Ground Zero Mosque Test of Islamic Values

Ground Zero Mosque Protest

America’s usually sleepy summer has this year been riddled with debate over plans to build a mosque just two blocks from the site of New York’s World Trade Center—dubbed Ground-Zero—destroyed by terrorists on September 11, 2001.  US President Barack Obama and New York City Mayor Michael Bloomberg are promoting the mosque, but a CNN poll reveals that 70% of Americans oppose it.  The debate and its outcome are important not only for New York, but for America and the world.

Sharif El-Gamal, a New York real estate developer, and the Cordoba Initiative, an Islamic group dedicated to, according to its website, “improving Muslim-West relations,” plan to renovate a vacant Park Place property.  The $100 million project would build a 13 storey Islamic cultural center with a 500 seat auditorium, restaurant, athletic facility and a mosque for Imam Feisal Abdul Rauf, Cordoba’s executive director.

As the project wended its way through the bureaucratic labyrinth of necessary permits, opposition grew.  But the proposed site is a non-descript building last occupied by a budget department store.  There is another mosque nearby, and the area includes offices, restaurants, a gambling facility and even a strip joint.

Why the furor?  Because a mosque so close to where terrorists murdered 2,967 people raises some festering issues of Muslim-West relations.

Rather than leading the way through these issues to a compromise, Obama and Bloomberg became mosque advocates.  "As a citizen, and as president,” Obama told guests at a White House Iftar dinner, “I believe that Muslims have the same right to practice their religion as anyone else in this country.”

Abusing the Statue of Liberty as a backdrop, Bloomberg said, “To cave to popular sentiment would be to hand a victory to the terrorists.”

Both missed the point.  America is the most religiously tolerant country on earth—millions of all faiths flourish there, including millions of Muslims who worship at 2,000 mosques across the country, 100 in New York alone.  Nor should we be so stupid to believe that terrorists will suddenly change their homicidal minds because America gives yet another sign of its tolerance.

“This is a test of our commitment to American values,” intoned Bloomberg at an August 24 Iftar dinner at Gracie Mansion, official residence of New York’s mayor.

“He has it perfectly backward,” rejoined New York Post columnist Michael Goodwin.  “It’s a test, but not of America’s values.  It’s a test of Islamic values.”

People of good will must reckon with an ugly reality described by Dr.
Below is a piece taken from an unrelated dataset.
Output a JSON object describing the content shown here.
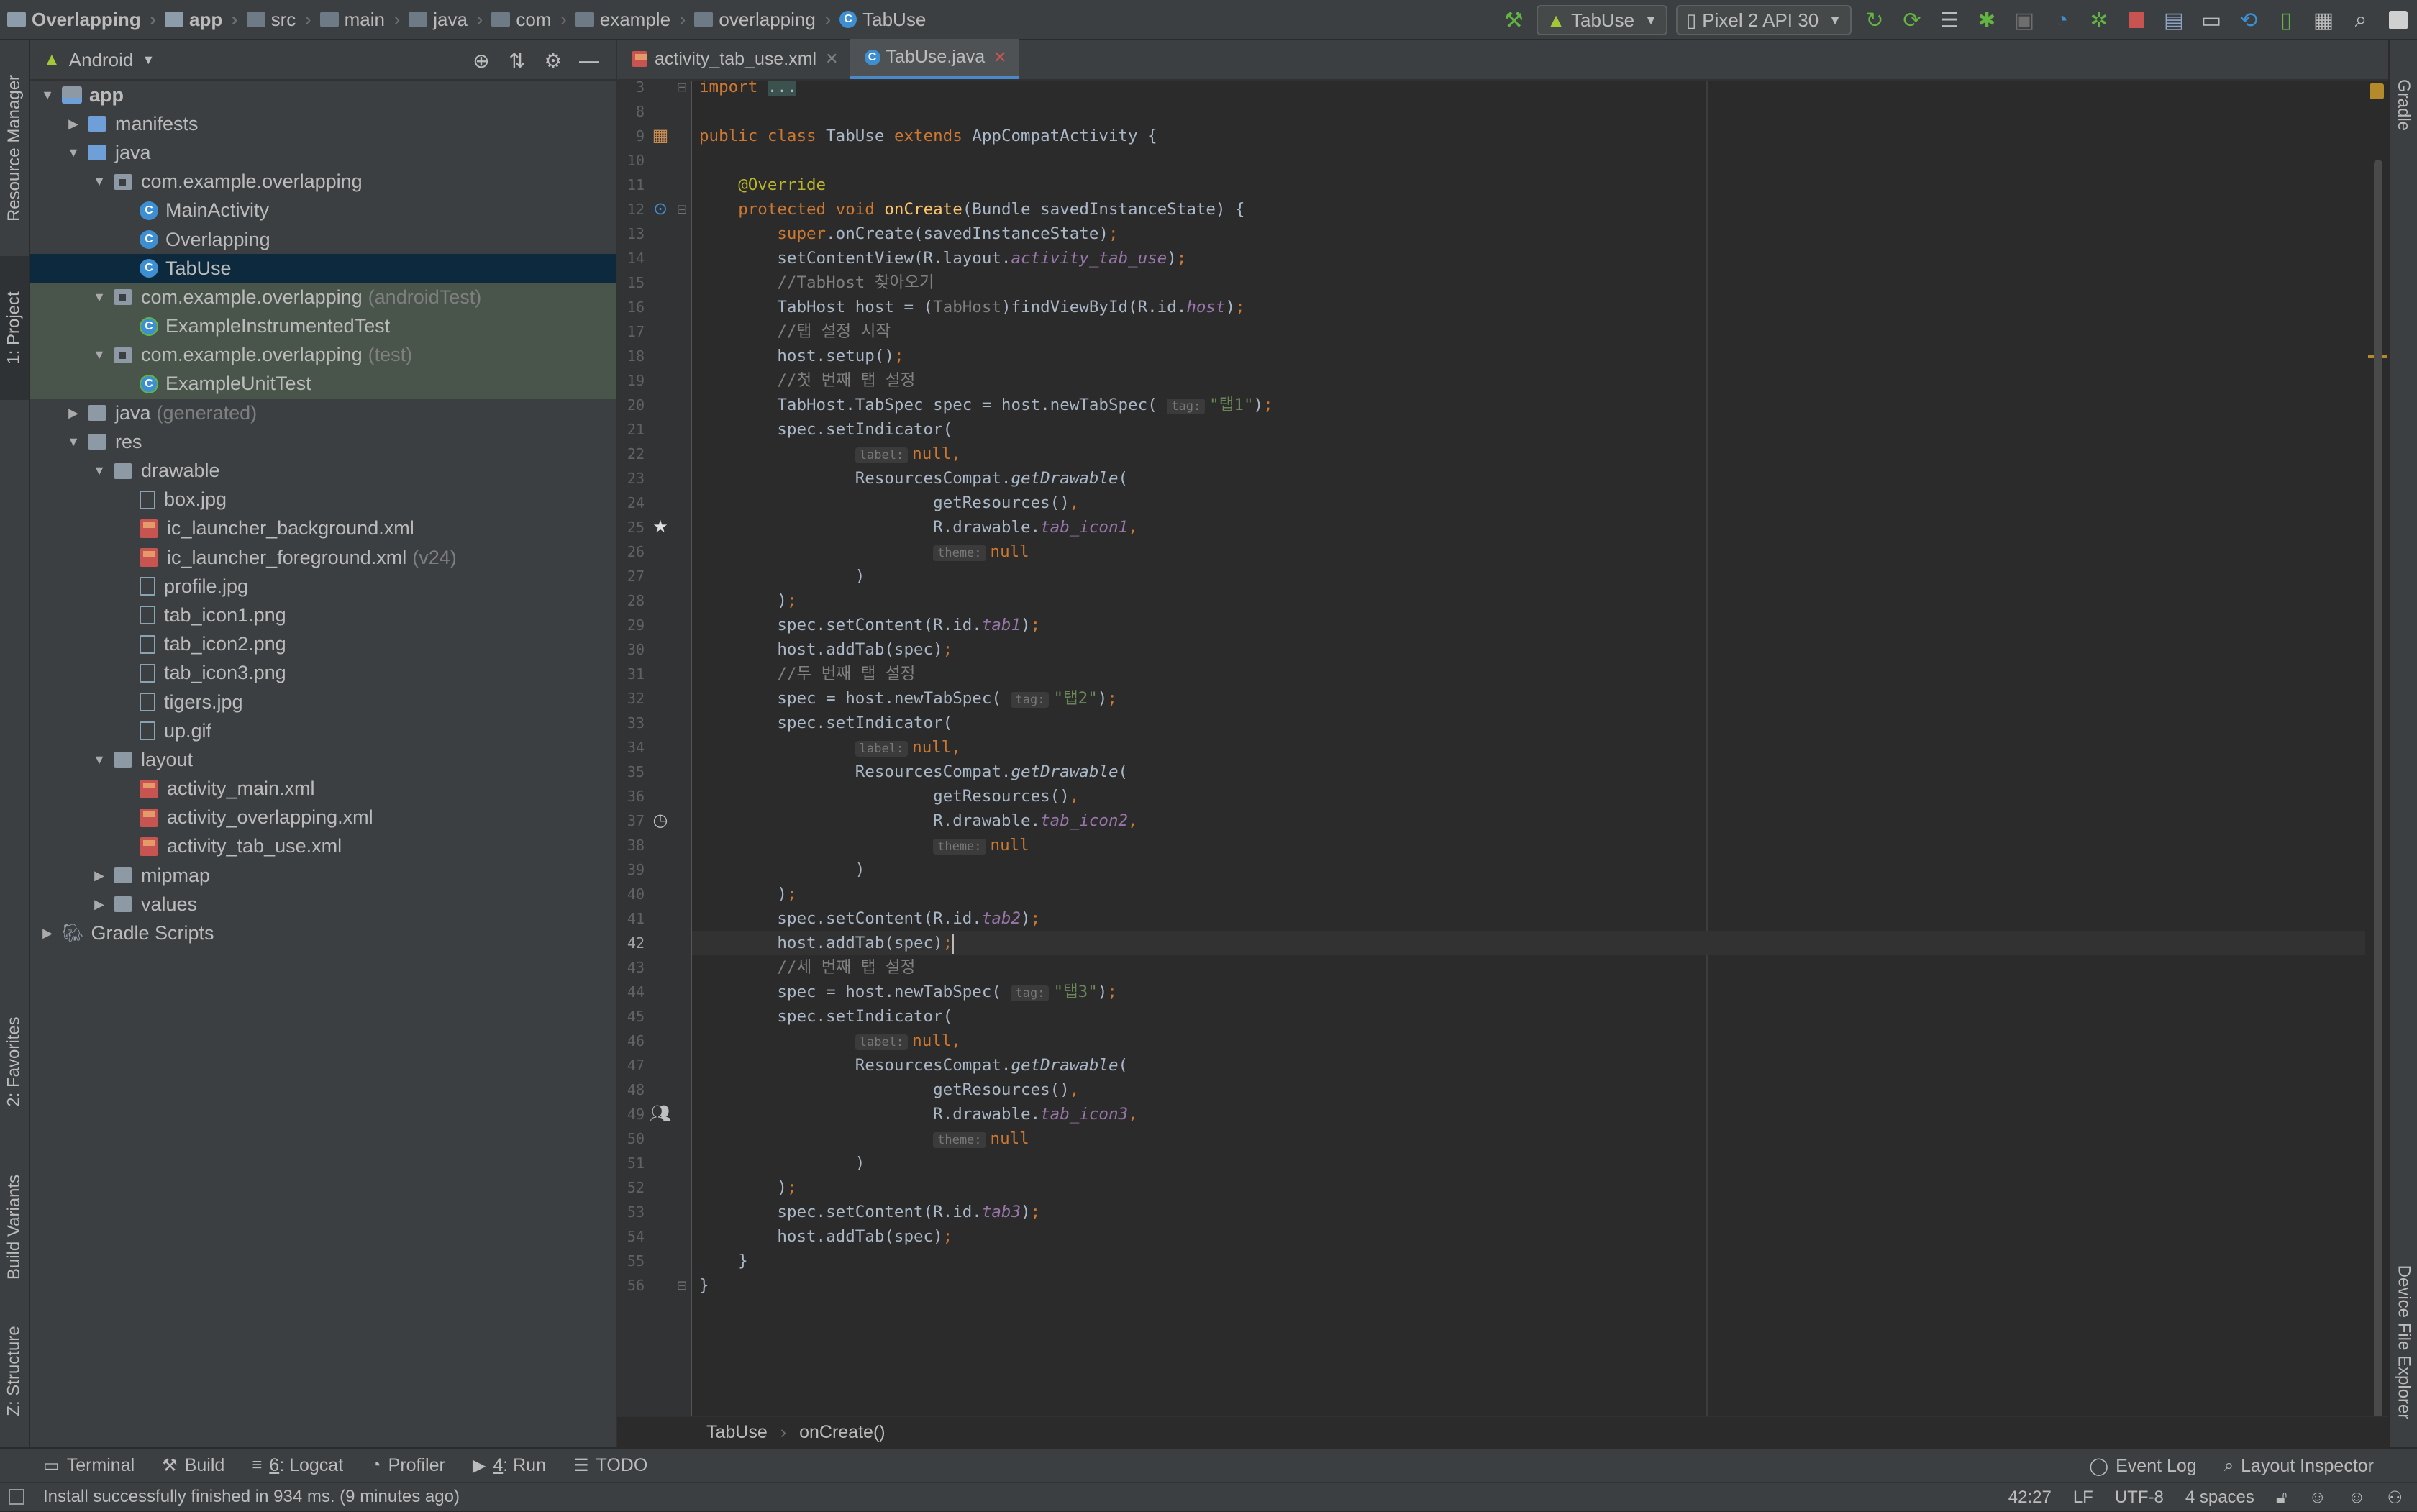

Tawfik Hamid, once member of a terrorist organization, now Chair of the Study of Islamic Radicalism at the Potomac Institute for Policy Studies in Washington.  “Allowing the erection of a Ground-Zero Mosque,” writes Hamid, “would enable Jihadists to extend their narrative of success:  ‘First our 9-11 attacks destroyed the World Trade Center, symbol of American power, and now the mosque symbolizes Islam’s rise to power within America.’”

Against that backdrop, Americans have intuitively grasped that there is something askew about a project so grand, in that particular place, with such opaque funding.
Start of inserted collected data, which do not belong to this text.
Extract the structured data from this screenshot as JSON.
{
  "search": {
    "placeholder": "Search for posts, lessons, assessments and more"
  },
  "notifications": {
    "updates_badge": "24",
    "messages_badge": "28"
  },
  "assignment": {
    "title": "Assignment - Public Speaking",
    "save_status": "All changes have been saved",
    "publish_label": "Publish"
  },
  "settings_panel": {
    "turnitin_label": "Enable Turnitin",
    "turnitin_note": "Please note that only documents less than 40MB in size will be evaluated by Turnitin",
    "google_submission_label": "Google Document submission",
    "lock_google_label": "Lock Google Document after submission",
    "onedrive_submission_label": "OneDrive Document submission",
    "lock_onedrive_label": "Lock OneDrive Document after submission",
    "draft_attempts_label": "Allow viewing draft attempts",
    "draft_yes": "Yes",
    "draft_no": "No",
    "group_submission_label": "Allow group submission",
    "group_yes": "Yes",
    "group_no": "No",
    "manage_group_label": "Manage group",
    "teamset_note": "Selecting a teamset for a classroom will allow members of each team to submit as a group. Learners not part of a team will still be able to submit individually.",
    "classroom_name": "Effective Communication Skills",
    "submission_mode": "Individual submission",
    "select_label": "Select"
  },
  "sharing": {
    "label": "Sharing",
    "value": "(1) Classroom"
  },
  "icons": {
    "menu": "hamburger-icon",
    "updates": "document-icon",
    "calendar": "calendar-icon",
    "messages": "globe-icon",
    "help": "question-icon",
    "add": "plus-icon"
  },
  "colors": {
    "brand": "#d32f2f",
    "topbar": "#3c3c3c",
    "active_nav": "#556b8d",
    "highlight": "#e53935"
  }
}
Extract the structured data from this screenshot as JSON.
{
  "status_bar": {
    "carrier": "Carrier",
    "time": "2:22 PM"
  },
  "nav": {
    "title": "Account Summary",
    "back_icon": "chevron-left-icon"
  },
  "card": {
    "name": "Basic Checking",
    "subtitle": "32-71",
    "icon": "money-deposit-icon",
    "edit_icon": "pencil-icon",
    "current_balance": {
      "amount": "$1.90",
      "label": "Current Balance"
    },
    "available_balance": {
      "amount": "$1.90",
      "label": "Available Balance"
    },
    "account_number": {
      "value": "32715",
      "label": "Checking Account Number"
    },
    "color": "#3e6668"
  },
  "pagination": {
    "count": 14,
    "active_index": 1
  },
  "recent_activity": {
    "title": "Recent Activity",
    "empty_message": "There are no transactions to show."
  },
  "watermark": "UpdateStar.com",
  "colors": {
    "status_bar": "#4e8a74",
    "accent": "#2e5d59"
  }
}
And these concerns lead to further suspicions.  Mosques have often been hijacked for nefarious purposes—the 1993 World Trade Center bombing was inspired from the Al-Salam Mosque in Jersey City.  Omar Abdel Rahman, then preaching there, is now serving a life sentence for conspiring to bomb five other strategic New York locations.

The Jersey City mosque was in close contact with Milan’s Viale Eduardo Jenner Mosque, which Italian authorities are trying to close, its former imam jailed for plotting suicide bombings and recruiting volunteers for jihadist training in Afghanistan.  And a few weeks ago, Hamburg authorities shuttered the Taiba Mosque “because it was a recruiting and meeting point of Islamic radicals who wanted to participate in so-called jihad.”
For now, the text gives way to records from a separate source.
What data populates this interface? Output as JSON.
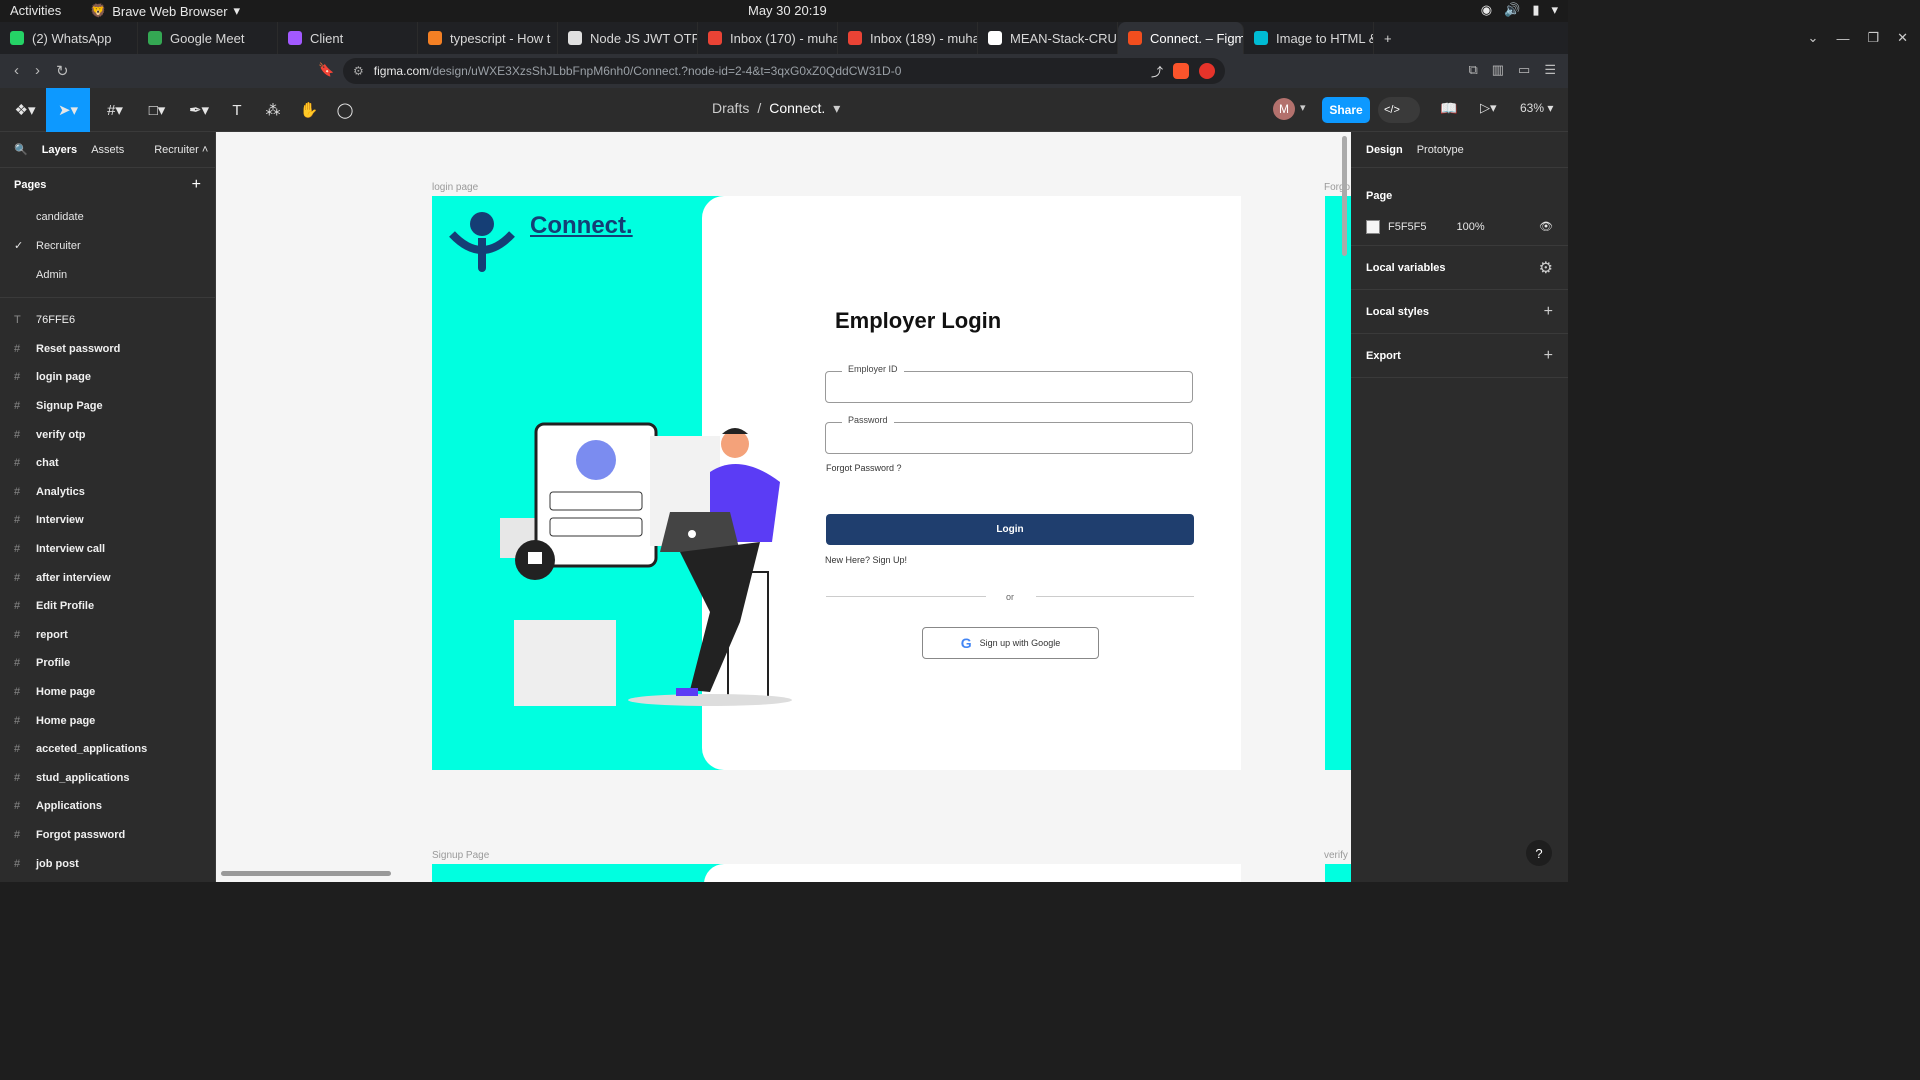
{
  "os": {
    "activities": "Activities",
    "browser_name": "Brave Web Browser",
    "clock": "May 30  20:19"
  },
  "tabs": [
    {
      "label": "(2) WhatsApp",
      "color": "#25d366"
    },
    {
      "label": "Google Meet",
      "color": "#34a853"
    },
    {
      "label": "Client",
      "color": "#a259ff"
    },
    {
      "label": "typescript - How t",
      "color": "#f48024"
    },
    {
      "label": "Node JS JWT OTP",
      "color": "#e0e0e0"
    },
    {
      "label": "Inbox (170) - muha",
      "color": "#ea4335"
    },
    {
      "label": "Inbox (189) - muha",
      "color": "#ea4335"
    },
    {
      "label": "MEAN-Stack-CRUD",
      "color": "#ffffff"
    },
    {
      "label": "Connect. – Figm",
      "color": "#f24e1e"
    },
    {
      "label": "Image to HTML &",
      "color": "#00bcd4"
    }
  ],
  "url": {
    "domain": "figma.com",
    "path": "/design/uWXE3XzsShJLbbFnpM6nh0/Connect.?node-id=2-4&t=3qxG0xZ0QddCW31D-0"
  },
  "toolbar": {
    "breadcrumb_drafts": "Drafts",
    "breadcrumb_sep": "/",
    "file_name": "Connect.",
    "avatar": "M",
    "share": "Share",
    "zoom": "63%"
  },
  "left": {
    "tab_layers": "Layers",
    "tab_assets": "Assets",
    "page_selector": "Recruiter",
    "pages_heading": "Pages",
    "pages": [
      "candidate",
      "Recruiter",
      "Admin"
    ],
    "layers": [
      "76FFE6",
      "Reset password",
      "login page",
      "Signup Page",
      "verify otp",
      "chat",
      "Analytics",
      "Interview",
      "Interview call",
      "after interview",
      "Edit Profile",
      "report",
      "Profile",
      "Home page",
      "Home page",
      "acceted_applications",
      "stud_applications",
      "Applications",
      "Forgot password",
      "job post"
    ]
  },
  "canvas": {
    "frame_label_login": "login page",
    "frame_label_signup": "Signup Page",
    "frame_label_forgot": "Forgo",
    "frame_label_verify": "verify",
    "logo": "Connect.",
    "title": "Employer Login",
    "field1_label": "Employer ID",
    "field2_label": "Password",
    "forgot": "Forgot Password ?",
    "login_btn": "Login",
    "new_here": "New Here? Sign Up!",
    "or": "or",
    "google_btn": "Sign up with Google",
    "frame_bg": "#00ffe0",
    "btn_color": "#1f3e6e"
  },
  "right": {
    "tab_design": "Design",
    "tab_prototype": "Prototype",
    "page_heading": "Page",
    "bg_hex": "F5F5F5",
    "bg_opacity": "100%",
    "local_variables": "Local variables",
    "local_styles": "Local styles",
    "export": "Export"
  }
}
How individual Muslims react to such information is a cogent test of Islamic values.  But Rauf, prospective imam of the new mosque, told an Australian audience in 2005, “We tend to forget in the West that the United States has more Muslim blood on its hands than al Qaeda has on its hands of innocent non-Muslims.”

This is ugly stuff; beyond the pale of political correctness that stifles contemporary western discourse.  Nonetheless, it is a reality that anyone who invokes American, western notions of religious tolerance must face.

Globalization, including unprecedented migration, has brought the Judeo-Christian west face-to-face with Islam.  We know Islam’s ugly face.  But we also know its decent, neighborly face, the face of the family that runs the corner market in a small New Jersey town, the face of the vast majority of Muslims in America and throughout the world.  It is vital that we not confuse these two faces, and plain talk about the new mosque would be a good beginning.

David J. Smith is Director, Georgian Security Analysis Center, Tbilisi, and Senior Fellow, Potomac Institute for Policy Studies, Washington.  This column was previously published in Tabula magazine.